Relatives of missing persons in Mexico pressed officials for help in finding their loved ones' remains after a man last week admitted to helping a drug gang dispose of more than 300 bodies using corrosive chemicals.

The macabre admission is just the latest indication of the depth of Mexico's drug violence. Some US observers say the cartels now pose a direct threat to the Mexican government's survival, and, by extension, a growing security threat to the US. But Mexican officials and analysts say such views are overly alarmist.

Reuters reported that more than 5,700 people were killed in drug violence last year in Mexico, "nearly double the number of 2007."

The wire service reported that dozens of families had approached officials for help in finding their relatives after the arrest of Santiago Meza Lopez last week.

The Mexican newspaper Prensa reported details of the case. Mr.

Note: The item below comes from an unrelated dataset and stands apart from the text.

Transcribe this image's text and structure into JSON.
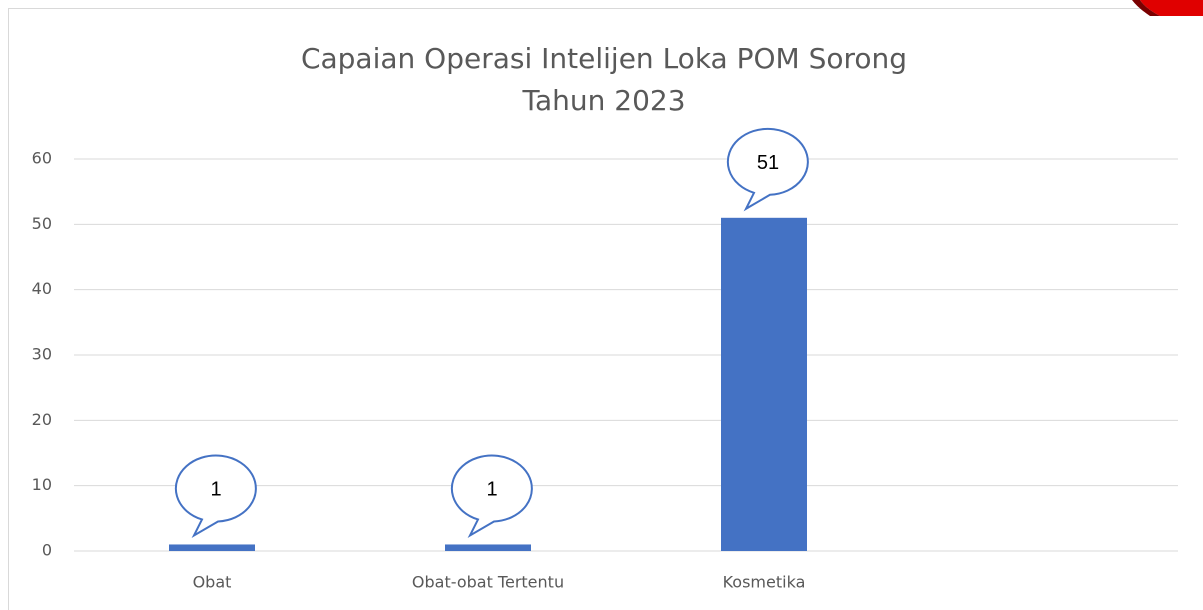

Lopez, alias "El Pozolero [the stew maker]," said he was paid $600 per month to help the Arellano Pelix drug cartel dispose of bodies (link to article in Spanish).

The New York Times explained that "pozole" is a "popular Mexican stew that can feature pork, hominy and an array of vegetables and seasonings." The newspaper reported that police paraded Meza before reporters on Friday on the outskirts of Tijuana, and that Meza publicly asked for forgiveness from the families of the victims.

The Wall Street Journal wrote in an opinion piece that the "body count" in drug-related violence in Mexico so far this year is already 354. It noted that a police commander was recently beheaded in the Mexican state of Chihuahua, an "increasingly popular tactic."

The paper traced the recent surge in drug-related violence to the Mexican president's bid to confront gangsters.

The paper reported that the US Joint Forces Command in Norfolk, Virginia, "warned recently that an unstable Mexico 'could represent a homeland security problem of immense proportions to the United States.'"

The Los Angeles Times added that the report said Mexico should be "monitored alongside Pakistan as a 'weak and failing' state that could crumble swiftly under relentless assault by violent drug cartels."

The newspaper said that the US Joint Forces Command report was only one of several alarms being sounded on the security situation south of the border.

But the newspaper noted that Mexican officials and some analysts dispute such alarmism. "'It's a very bad analysis,' said Raul Benitez, an expert on security and US-Mexico relations at the National Autonomous University of Mexico. 'Mexico has some failed institutions inside the government, but not the whole state.'"

In a letter to the El Paso Times published Sunday, Mexico's ambassador to the United States, Arturo Sarukhan, rejected the notion that Mexico might be on the verge of collapse, saying that was "plainly preposterous."